Recently I made a piece with oF wherein I controlled a webcam’s image with five different delay sizes using a MIDI violin in realtime. I asked a lot of questions here and you were all of great help. It was a difficult problem, but I was able to do it using ofxTurboJpeg, recommended by @zach , and PureData for the audio, linking the two via OSC.
Aside from the delay, the only effect I used was a blur shader, applied to each of the five images individually.
I’m very happy with how it turned out. However, I’ve hit a technical wall, with it only running at a stable 20FPS on my computer. Trying to do anything else with it in the future will be difficult without further lowering the framerate.
So one idea is to handle the video delay buffers with external hardware to take some of the burden off of my computer.
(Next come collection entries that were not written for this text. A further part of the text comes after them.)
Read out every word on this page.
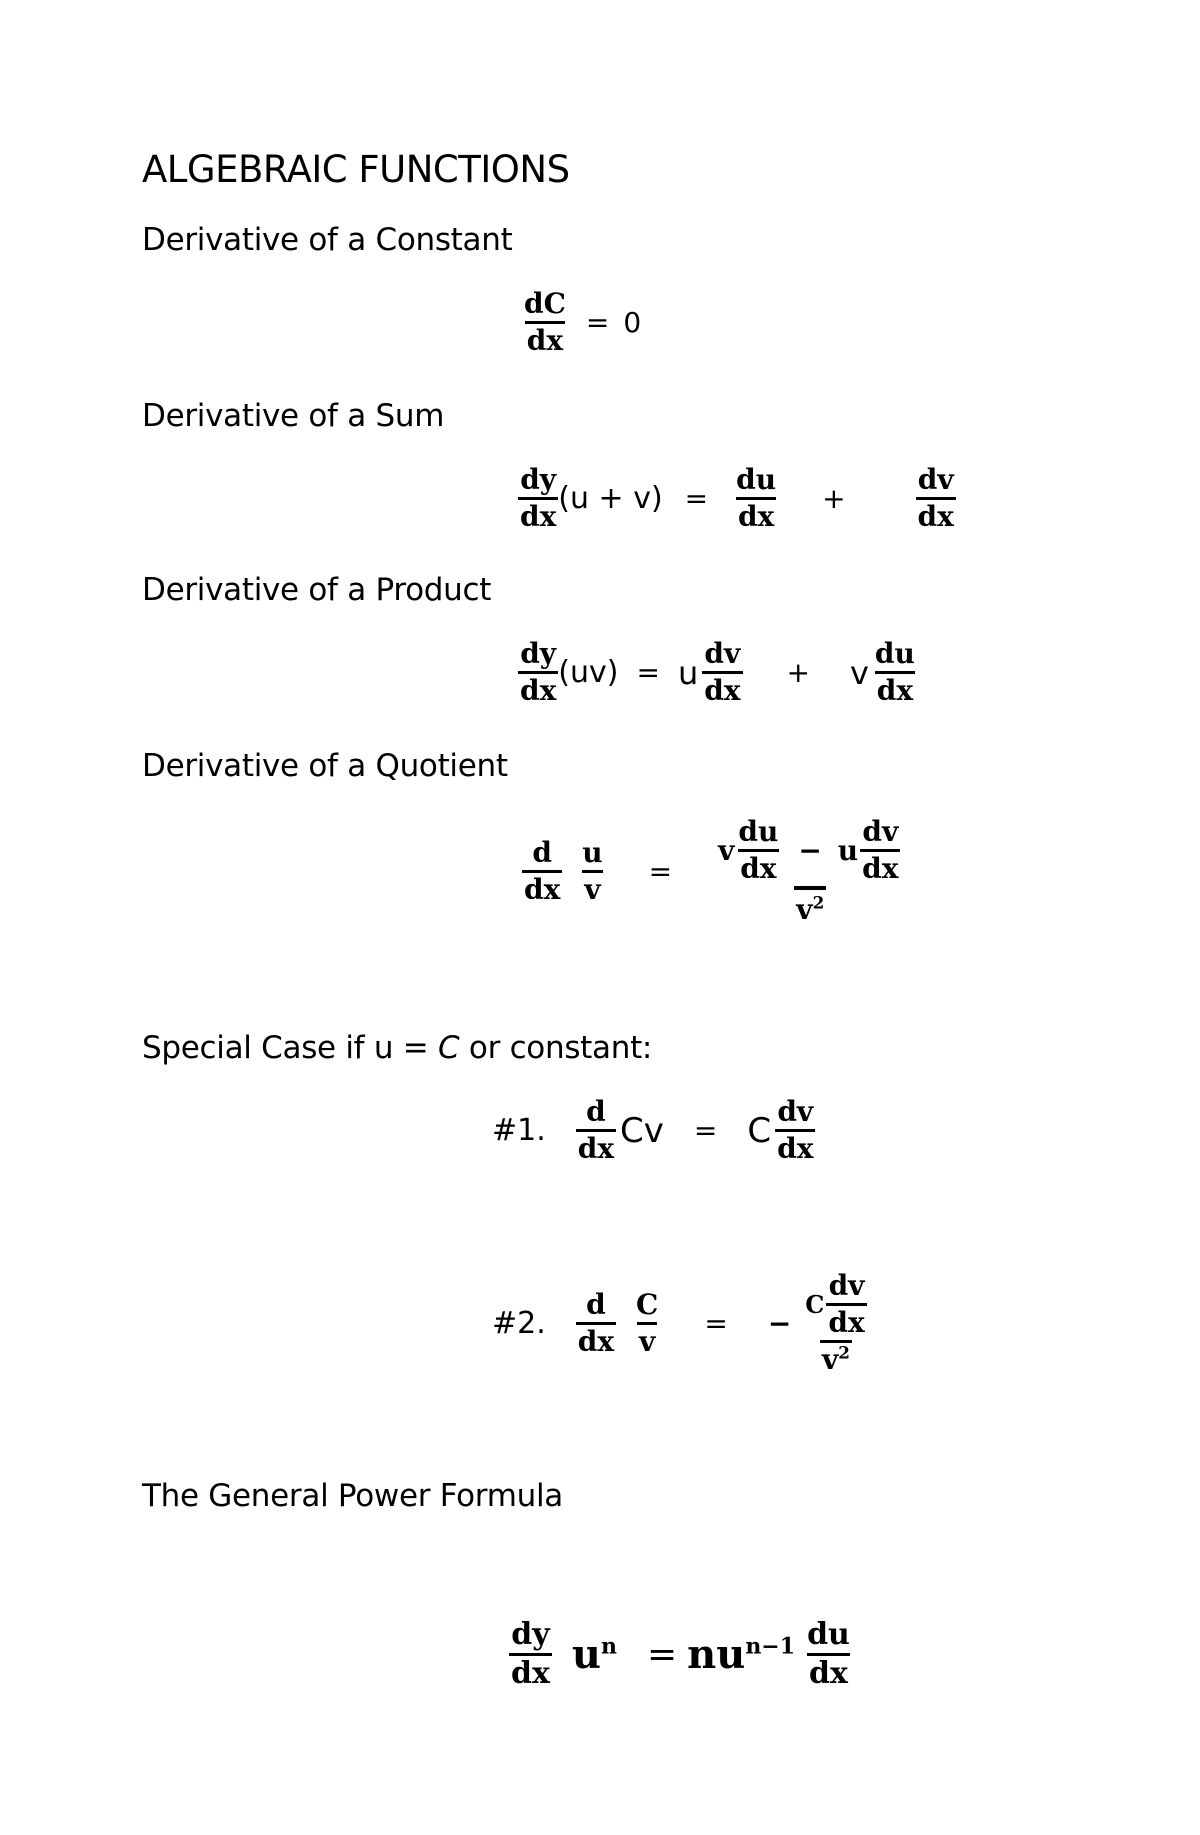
ALGEBRAIC FUNCTIONS
Derivative of a Constant
$\frac{dC}{dx} = 0$
Derivative of a Sum
$\frac{dy}{dx} (u + v) = \frac{du}{dx}$ +	$\frac{dv}{dx}$
Derivative of a Product
$\frac{dy}{dx} (uv) = u \frac{dv}{dx} + v \frac{du}{dx}$
Derivative of a Quotient
$\frac{d}{dx} \frac{u}{v}$ =
v $\frac{du}{dx} - u \frac{dv}{dx}$
$v^2$
Special Case if u = C or constant:
#1. $\frac{d}{dx}$ Cv = C $\frac{dv}{dx}$
#2. $\frac{d}{dx} \frac{C}{v}$ = − $\frac{C \frac{dv}{dx}}{v^2}$
The General Power Formula
$\frac{dy}{dx} u^n = nu^{n-1} \frac{du}{dx}$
@fresla , you’ve encouraged me to try using regular video cameras (ie. not webcams) with Black Magic Hyperdecks for the delay. I guess I’d need more than the two recorders you mentioned in your post to realize multiple delays at once?
Another idea is to start learning Rasberry Pi and hook up cameras into that to handle the delay. It might take more time to get working, but I’d acquire a new skill that and the devices would be more customizable.
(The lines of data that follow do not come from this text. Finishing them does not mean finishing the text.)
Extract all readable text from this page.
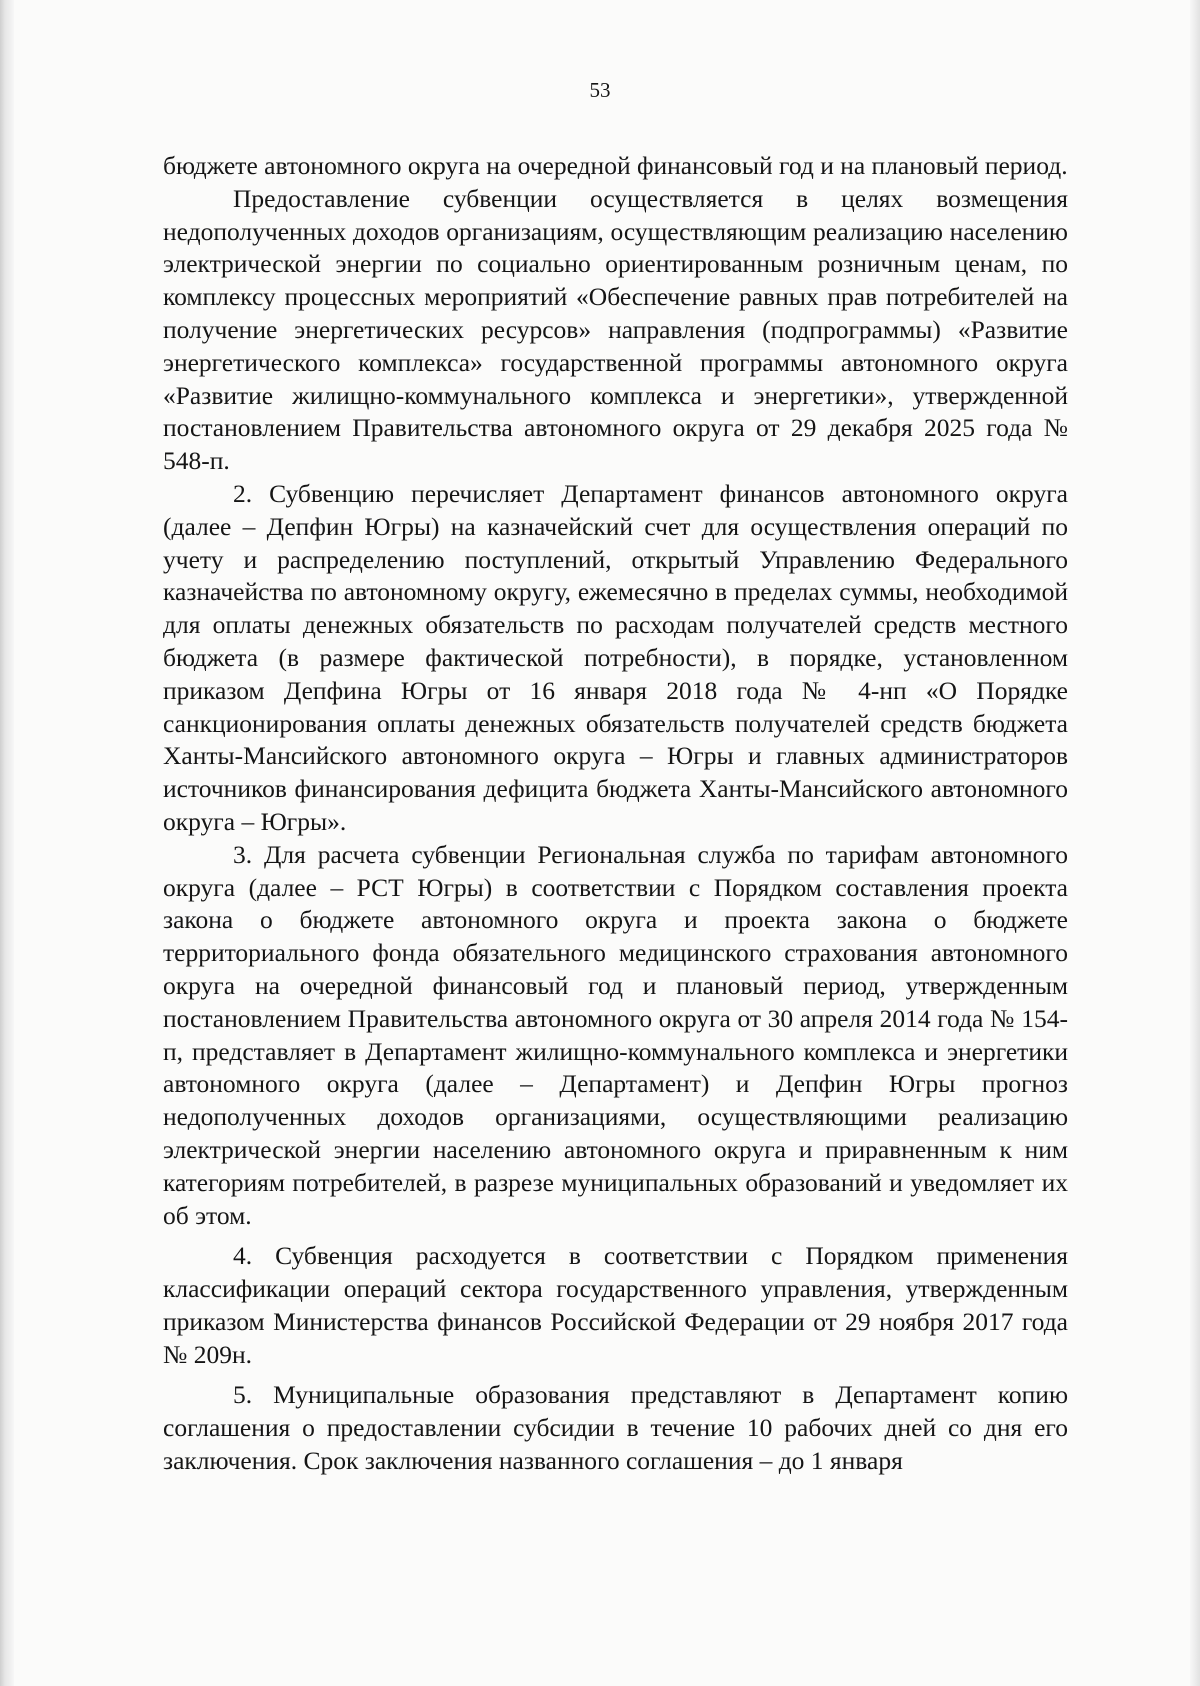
53

бюджете автономного округа на очередной финансовый год и на плановый период.

Предоставление субвенции осуществляется в целях возмещения недополученных доходов организациям, осуществляющим реализацию населению электрической энергии по социально ориентированным розничным ценам, по комплексу процессных мероприятий «Обеспечение равных прав потребителей на получение энергетических ресурсов» направления (подпрограммы) «Развитие энергетического комплекса» государственной программы автономного округа «Развитие жилищно-коммунального комплекса и энергетики», утвержденной постановлением Правительства автономного округа от 29 декабря 2025 года № 548-п.

2. Субвенцию перечисляет Департамент финансов автономного округа (далее – Депфин Югры) на казначейский счет для осуществления операций по учету и распределению поступлений, открытый Управлению Федерального казначейства по автономному округу, ежемесячно в пределах суммы, необходимой для оплаты денежных обязательств по расходам получателей средств местного бюджета (в размере фактической потребности), в порядке, установленном приказом Депфина Югры от 16 января 2018 года № 4-нп «О Порядке санкционирования оплаты денежных обязательств получателей средств бюджета Ханты-Мансийского автономного округа – Югры и главных администраторов источников финансирования дефицита бюджета Ханты-Мансийского автономного округа – Югры».

3. Для расчета субвенции Региональная служба по тарифам автономного округа (далее – РСТ Югры) в соответствии с Порядком составления проекта закона о бюджете автономного округа и проекта закона о бюджете территориального фонда обязательного медицинского страхования автономного округа на очередной финансовый год и плановый период, утвержденным постановлением Правительства автономного округа от 30 апреля 2014 года № 154-п, представляет в Департамент жилищно-коммунального комплекса и энергетики автономного округа (далее – Департамент) и Депфин Югры прогноз недополученных доходов организациями, осуществляющими реализацию электрической энергии населению автономного округа и приравненным к ним категориям потребителей, в разрезе муниципальных образований и уведомляет их об этом.

4. Субвенция расходуется в соответствии с Порядком применения классификации операций сектора государственного управления, утвержденным приказом Министерства финансов Российской Федерации от 29 ноября 2017 года № 209н.

5. Муниципальные образования представляют в Департамент копию соглашения о предоставлении субсидии в течение 10 рабочих дней со дня его заключения. Срок заключения названного соглашения – до 1 января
However, I just now tested the performance of my app to estimate how it would perform if I were to handle the delays with external hardware…
I turned off the recording of JPEGs, so now it’s only loading pre-recorded ones. I also removed the webcam from the code. The resulting highest stable fps is: 25fps with 5 images drawn at once, a modest five frame improvement.
Loading the JPEGs but not applying the blur and not drawing them gives a result of 45fps.
So the question is: Would bringing in 5 pre-delayed images via capture card make the project run substantially faster than using ofxTurboJpeg on my computer?
Also, would such a performance improvement hold true even if using a laptop, which would require a USB-HDMI adapter? (in that case, I could try to send a 4k image into oF and then divide it up there)
I was recently reading about Nam June Paik and Abe Shuya’s Video Synthesizer that they made in the 60’s that processed seven videos inputs at once… of course, it was a gigantic device, but it made me more cognizant of how powerful specialized hardware can be compared to even today’s standard laptops. Just eager for advice on what hardware is best to combine with oF’s powerful creative toolkit.